Little’s award is for research on extracting power from solar winds on the lunar surface.

A&A assistant professor Justin Little is a 2023 recipient of the prestigious Young Faculty Award (YFA) from the U.S. Defense Advanced Research Projects Agency (DARPA). Little’s research on “Power Extraction from Mini-Magnetosphere Polarization Fields” proposes a method of extracting power from the action of solar winds against magnetic anomalies that exist on the lunar surface.

Current lunar power sources can be complex, expensive, and easily damaged by the harsh environment. This research could ultimately lead to power sources that are more robust, lower in cost and mass, and can be constructed primarily from materials found on the moon.
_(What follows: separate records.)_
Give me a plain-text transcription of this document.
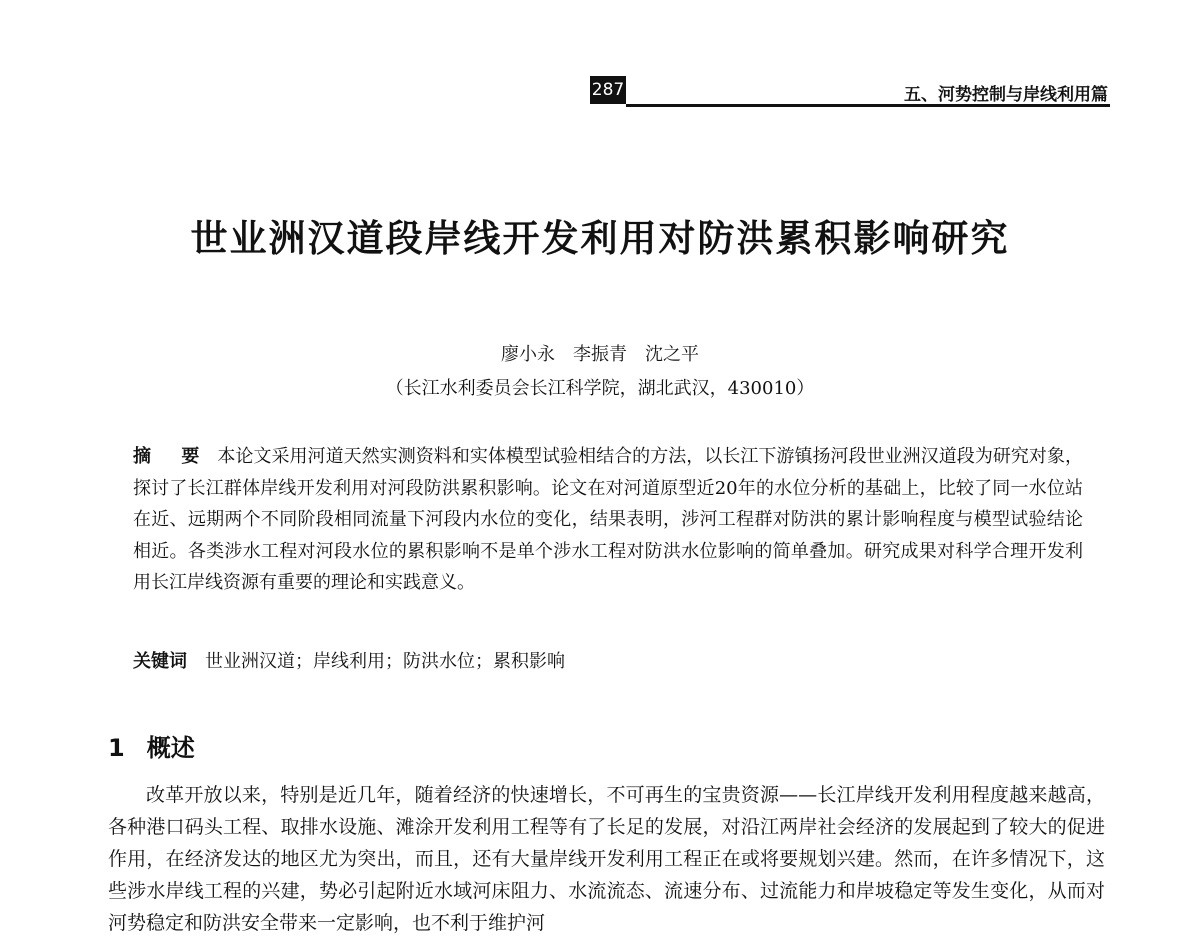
287	五、河势控制与岸线利用篇
世业洲汉道段岸线开发利用对防洪累积影响研究
廖小永　李振青　沈之平
（长江水利委员会长江科学院，湖北武汉，430010）
摘 要 本论文采用河道天然实测资料和实体模型试验相结合的方法，以长江下游镇扬河段世业洲汉道段为研究对象，探讨了长江群体岸线开发利用对河段防洪累积影响。论文在对河道原型近20年的水位分析的基础上，比较了同一水位站在近、远期两个不同阶段相同流量下河段内水位的变化，结果表明，涉河工程群对防洪的累计影响程度与模型试验结论相近。各类涉水工程对河段水位的累积影响不是单个涉水工程对防洪水位影响的简单叠加。研究成果对科学合理开发利用长江岸线资源有重要的理论和实践意义。
关键词 世业洲汉道；岸线利用；防洪水位；累积影响
1 概述
改革开放以来，特别是近几年，随着经济的快速增长，不可再生的宝贵资源——长江岸线开发利用程度越来越高，各种港口码头工程、取排水设施、滩涂开发利用工程等有了长足的发展，对沿江两岸社会经济的发展起到了较大的促进作用，在经济发达的地区尤为突出，而且，还有大量岸线开发利用工程正在或将要规划兴建。然而，在许多情况下，这些涉水岸线工程的兴建，势必引起附近水域河床阻力、水流流态、流速分布、过流能力和岸坡稳定等发生变化，从而对河势稳定和防洪安全带来一定影响，也不利于维护河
Little explains, “Our moon, unlike Earth, has very few opportunities for generating renewable power from natural resources. But it turns out that the solar wind deposits hundreds of megawatts of power into regions called magnetic anomalies that were formed long ago on the lunar surface. A mini-magnetosphere that results from this interaction acts like a battery, storing energy from the solar wind. Our research hopes to answer the question: can we tap into the energy contained in a mini-magnetosphere plasma to achieve net positive power production?”

Little’s successful YFA proposal will have him working with DARPA Program Manager Michael Nayak, who is also the program manager of two recently announced lunar initiatives from DARPA – the 10-year Lunar Architecture (LunA-10) capability study, and the Lunar Operating Guidelines for Infrastructure Consortium (LOGIC). Both LunA-10 and LOGIC are examining lunar power, among other topics.

Mini-magnetospheres near the lunar surface form by the interaction between the solar wind and magnetic anomalies. This research will examine the feasibility of using these magnetospheres for generating power on the moon. Image credit: epp.golp, CC BY-SA 4.0, via Wikimedia Commons.

Little adds, “Funding from this award will enable my lab team to examine the concept using both numerical simulations and experimental testing. The ultimate goal is to understand the physics of the problem well enough to be able to say whether or not a system like this is feasible, and to provide an estimate of how the size, mass, and cost of the system scale with power. I am honored to have been chosen for this award and am very excited about the research that it enables.”